Shelves are emptying and now prices are about to jump again. This is the moment your crazy prepper friends tried to warn you about. This is your last chance to prepare for the worst.
Guns and ammo: doesn't have to be fancy. Get something you are comfortable hunting and defending yourself with.
Food: canned goods. Anything that has a shelf life longer than 6 months. Hopefully this won't last longer than a few weeks, but hope is not a game plan. Anticipating the worst is.
Warm clothing and blankets: remember the Texas deep freeze? Plan for that times 10 if you want to make it.
That's all basic stuff you can and should get right now... God bless and protect, Frens... We'll make it.
I don't think anyone here is in any danger of losing their senses or panic buying.
I buy all the time from local farmers because luckily I live in a rural area. I posted a link here a while ago to a local farm where i buy meat. But most of the local farm stands and sellers at farmers' markets are selling a lot of stuff bought from the same factory farms the grocery stores are buying from. I found one here that sells mostly their own products, even they are selling tomatoes now from Florida. One other local farm sells only their own stuff but you can only buy whatever is in season at that moment with long gaps of nothing.
I even considered investing in a CSA but the closest one to me is about 100 miles round trip per week.

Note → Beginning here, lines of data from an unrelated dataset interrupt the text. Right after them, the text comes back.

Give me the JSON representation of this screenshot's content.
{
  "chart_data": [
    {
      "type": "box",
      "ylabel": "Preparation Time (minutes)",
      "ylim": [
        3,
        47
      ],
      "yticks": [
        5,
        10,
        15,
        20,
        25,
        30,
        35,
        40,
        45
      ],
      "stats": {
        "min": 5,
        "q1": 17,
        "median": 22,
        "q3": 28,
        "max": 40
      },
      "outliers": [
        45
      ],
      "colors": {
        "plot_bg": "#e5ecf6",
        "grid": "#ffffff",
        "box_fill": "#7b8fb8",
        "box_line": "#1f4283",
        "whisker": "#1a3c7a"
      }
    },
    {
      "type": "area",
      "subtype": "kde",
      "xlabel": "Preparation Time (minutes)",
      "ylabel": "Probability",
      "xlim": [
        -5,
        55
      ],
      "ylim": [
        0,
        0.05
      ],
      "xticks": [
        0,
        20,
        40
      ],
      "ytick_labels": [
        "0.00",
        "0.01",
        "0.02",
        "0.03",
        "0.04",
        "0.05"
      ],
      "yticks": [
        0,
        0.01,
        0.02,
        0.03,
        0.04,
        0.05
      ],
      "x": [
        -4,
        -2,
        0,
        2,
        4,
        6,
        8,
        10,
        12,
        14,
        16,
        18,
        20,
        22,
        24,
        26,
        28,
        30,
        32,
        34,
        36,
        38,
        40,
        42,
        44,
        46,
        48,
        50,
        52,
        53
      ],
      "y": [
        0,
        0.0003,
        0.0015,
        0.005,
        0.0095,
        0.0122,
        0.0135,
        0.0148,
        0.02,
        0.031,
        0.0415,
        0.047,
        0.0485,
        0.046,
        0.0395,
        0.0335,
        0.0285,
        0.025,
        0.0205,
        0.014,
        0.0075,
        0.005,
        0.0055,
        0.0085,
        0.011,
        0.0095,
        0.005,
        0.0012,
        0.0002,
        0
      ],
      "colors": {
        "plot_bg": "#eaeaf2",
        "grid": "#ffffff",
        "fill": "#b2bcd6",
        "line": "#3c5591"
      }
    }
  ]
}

If you can find one that delivers anywhere close to you, that's a great way to support a local farm. You'll only get vegetables, fruits, eggs and maybe meats in season and they shut down in winter.
If the food supply shuts down, I don't think local farms are necessarily going to be more reliable.
My mother was raised on a farm where Grandpa did all of the heavy work and plowing with his mules. He never owned any farm machinery, or even a car until after my mother was grown. They had no electricity and no running water indoors. They cured their own hams from their own hogs. The one thing Mama hated was hog slaughtering day.
Daddy was a town kid but his parents were country folks raised on farms too. The farm where that Granddaddy was raised has been in the family since the 1750s. Point of all this is we were raised gardening, canning, making things by hand.
We always had a big garden and canned everything, Mom made jars and jars of apple butter in a big old cauldron outside over a fire and stirred with a giant wooden stirring thing. I am a gardening nut, but had no garden this year because of health problems in the spring.
Most of the CSAs around here cater more to the cities and unless you have one close by, it's too far to drive. They seem to be waning. We used to have two near here and another two just across the mountain but they have all gone belly up.
Big hugs to you too. Give me a holler if you need any gardening info, seed sources and so on. Get you some emergency seeds now unless you're growing heirlooms that you can seed save from.